Es wäre zu viel gesagt, dass die sieben Jugendlichen – vier Jungen und drei Mädchen – sofort die engsten Freund:innen werden. Sie verbringen ihre Zeit im Schloss mehr mit Smalltalk, leben nebeneinander her, und brauchen lange, um aufzutauen und sich gegenüber den anderen zu öffnen. Auch Kokoro spricht mit niemandem über das Mobbing – sie hat noch nicht einmal ihren Eltern davon erzählt, geschweige denn den Klassenlehrer eingeweiht, und auch im Schloss hält sie lange, wahrscheinlich zu lange, mit ihren Problemen hinter dem Berg, und für die anderen gilt das gleiche.

Ich hatte mit einer wilden Schnitzeljagd gerechnet, damit, dass nach und nach alle Räume des Schlosses durchsucht werden und nach und nach die Hinweise zusammengetragen, wo der Schlüssel zu finden ist, aber tatsächlich verbringen sie sehr wenig Zeit damit, nach dem Schlüssel zu suchen. Sie alle nehmen das Schloss als Fluchtpunkt und Rückzugsort, nutzen das Jahr aus, das ihnen dort vergönnt ist – schließlich wird nur eine oder einer von ihnen seinen Wunsch erfüllt bekommen, und die anderen werden leer ausgehen. Da wollen sie zumindest so viel von der Sicherheit, die ihnen das Schloss vor ihren verschiedenen Problemen bietet, ausnutzen. Dass sie sich gegenseitig helfen könnten, diese Probleme zu überwinden, auf den Gedanken kommen sie nicht – wie auch, sie reden ja nicht richtig miteinander. Aber nach und nach kommt die Sache doch in Bewegung.

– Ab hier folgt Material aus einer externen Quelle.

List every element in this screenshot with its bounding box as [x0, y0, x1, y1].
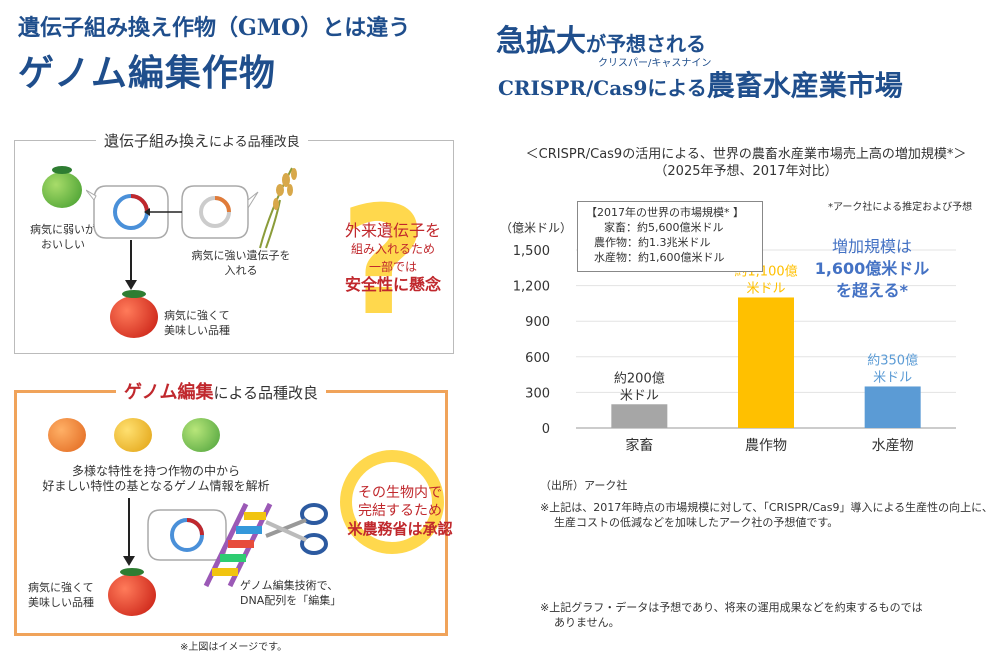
green-tomato-icon: [42, 172, 82, 208]
x-tick-label: 家畜: [625, 437, 653, 454]
right-title-emphasis: 急拡大: [496, 24, 586, 59]
red-tomato-icon: [110, 296, 158, 338]
x-tick-label: 農作物: [745, 438, 787, 454]
bar-2: [864, 386, 921, 428]
dna-letters: C: [226, 514, 232, 523]
y-tick-label: 1,200: [513, 280, 550, 295]
right-title-line1: 急拡大が予想される: [496, 16, 706, 60]
genome-result-label: 病気に強くて 美味しい品種: [28, 581, 94, 609]
down-arrow-icon: [125, 280, 137, 290]
stem-icon: [122, 290, 146, 298]
scissors-icon: [265, 503, 328, 555]
down-arrow-line: [128, 498, 130, 558]
rice-plant-icon: [259, 167, 297, 249]
question-mark-icon: ?: [340, 175, 428, 349]
right-title-line2: CRISPR/Cas9による農畜水産業市場: [498, 64, 903, 104]
bar-0: [611, 404, 668, 428]
gmo-box-title: 遺伝子組み換えによる品種改良: [96, 130, 308, 151]
stem-icon: [52, 166, 72, 174]
right-title-suffix: が予想される: [586, 32, 706, 56]
tech-label: ゲノム編集技術で、 DNA配列を「編集」: [240, 579, 342, 607]
footnote-3: ※上記グラフ・データは予想であり、将来の運用成果などを約束するものでは: [540, 601, 923, 614]
y-tick-label: 600: [525, 351, 550, 366]
down-arrow-line: [130, 240, 132, 282]
market-label: 農畜水産業市場: [706, 69, 903, 102]
y-tick-label: 300: [525, 386, 550, 401]
data-label: 米ドル: [746, 281, 785, 296]
down-arrow-icon: [123, 556, 135, 566]
orange-tomato-icon: [48, 418, 86, 452]
gmo-box: [14, 140, 454, 354]
approval-text: その生物内で 完結するため 米農務省は承認: [347, 485, 453, 538]
market-bar-chart: （億米ドル）03006009001,2001,500家畜約200億米ドル農作物約…: [500, 221, 956, 454]
estimate-note: *アーク社による推定および予想: [828, 202, 973, 213]
genome-box-title: ゲノム編集による品種改良: [116, 378, 327, 404]
footnote-1: ※上記は、2017年時点の市場規模に対して、「CRISPR/Cas9」導入による…: [540, 501, 993, 514]
strong-gene-label: 病気に強い遺伝子を 入れる: [191, 249, 291, 277]
stem-icon: [120, 568, 144, 576]
chart-caption: ＜CRISPR/Cas9の活用による、世界の農畜水産業市場売上高の増加規模*＞ …: [525, 147, 967, 179]
y-tick-label: 1,500: [513, 244, 550, 259]
data-label: 米ドル: [620, 388, 659, 403]
bar-1: [738, 297, 794, 428]
dna-bubbles: [86, 185, 259, 239]
dna-ladder-icon: [203, 502, 273, 588]
increase-highlight: 増加規模は 1,600億米ドル を超える*: [814, 237, 930, 300]
source-label: （出所）アーク社: [540, 479, 628, 492]
footnote-2: 生産コストの低減などを加味したアーク社の予想値です。: [554, 516, 839, 529]
genome-bubble: [147, 509, 227, 561]
y-tick-label: 900: [525, 315, 550, 330]
weak-label: 病気に弱いが おいしい: [30, 223, 96, 251]
x-tick-label: 水産物: [872, 438, 914, 454]
y-axis-label: （億米ドル）: [500, 221, 572, 235]
result-label: 病気に強くて 美味しい品種: [164, 309, 230, 337]
data-label: 約200億: [614, 370, 665, 386]
crispr-particle: による: [647, 76, 707, 100]
crispr-ruby: クリスパー/キャスナイン: [598, 58, 712, 69]
image-note: ※上図はイメージです。: [180, 642, 288, 653]
y-tick-label: 0: [542, 422, 550, 437]
footnote-4: ありません。: [554, 616, 620, 629]
yellow-tomato-icon: [114, 418, 152, 452]
red-tomato-icon: [108, 574, 156, 616]
market-size-legend: 【2017年の世界の市場規模* 】 家畜：約5,600億米ドル 農作物：約1.3…: [577, 201, 763, 272]
green-tomato-icon: [182, 418, 220, 452]
data-label: 米ドル: [873, 370, 912, 385]
left-title-main: ゲノム編集作物: [18, 52, 276, 94]
left-title-line1: 遺伝子組み換え作物（GMO）とは違う: [18, 15, 411, 41]
analysis-label: 多様な特性を持つ作物の中から 好ましい特性の基となるゲノム情報を解析: [42, 464, 270, 493]
gmo-warning: 外来遺伝子を 組み入れるため 一部では 安全性に懸念: [344, 221, 441, 294]
crispr-label: CRISPR/Cas9: [498, 76, 648, 100]
data-label: 約350億: [867, 352, 918, 368]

Es gibt ein paar Plotwendungen in der Geschichte, die ich hier nicht näher ausbreiten möchte, um niemandem den Spaß zu vermiesen, auch wenn ich sagen muss, dass ich alles ziemlich vorhersehbar fand – es ist eine gut konstruierte Geschichte, aber wenn man die Hinweise, die großzügig durch das ganze Buch verstreut sind, richtig kombiniert, ist die vermeintlich überraschende Eröffnung gegen Ende wirklich keine Überraschung mehr. Enttäuscht hat mich das nicht, und ich denke auch, dass die Zielgruppe von zwölf- bis vierzehnjährigen Jugendlichen nicht wie ich an ein Buch herangeht mit der Frage »Wie würde es jetzt weitergehen, wenn ich dieses Buch geschrieben hätte?«, und daher denke ich, dass der Schluss für die meisten Leser:innen doch eher unerwartet daherkommen wird.

Trotz seiner phantastischen Prämissen mit dem Schloss hinter den Spiegeln, trotz vieler märchenhafter Elemente hatte ich nicht das Gefühl, einen Fantasyroman zu lesen. Es ist ein ernstes, über weite Strecken realistisches Buch, das sich einiger phantastischer Elemente bedient, um seine Geschichte zu erzählen. Das Ende war vielleicht ein bisschen verkitscht, der Showndown unnötig actiongeladen nach dem langsam erzählten Buch, aber alles in allem muss ich sagen, dass mir dieses Buch wirklich gut gefallen hat, auch wenn ich mich darin besser wiederfinden konnte, als mir gerade lieb sein kann. Und so wollte ich mir, nach erfolgter Lektüre, dann auch die Anime-Verfilmung davon anschaffen, nur um festzustellen, dass sie auf dem deutschen Markt noch gar nicht verfügbar ist. Der Film soll Anfang Juni im Kino anlaufen, und bis ich ihn mir dann auf Blueray kaufen kann – nichts gegen Streaming, aber ich ziehe es immer noch vor, meine Filme zu besitzen – wird es noch ein paar Monate hin sein. Ins Kino werde ich es in meinem derzeitigen Zustand sicher nicht schaffen, und das ist schade. Aber zumindest den Trailer konnte ich schon sehen, und es scheint eine gute, werkgetreue Verfilmung zu sein. Ich freue mich darauf, das irgendwann mal anschauen zu können.

Bis dahin habe ich ein Buch, das ich gerne weiterempfehle, geeignet für Jugendliche und Erwachsene. Aber für Leute, die wie ich eine Mobbing-Vergangenheit haben, gibt es eine kleine Warnung: Hier können alte Narben aufbrechen. Wer sich darauf einlässt, wird belohnt mit einem interessanten, psychologisch dichten Buch, von dem man noch lange zehren kann.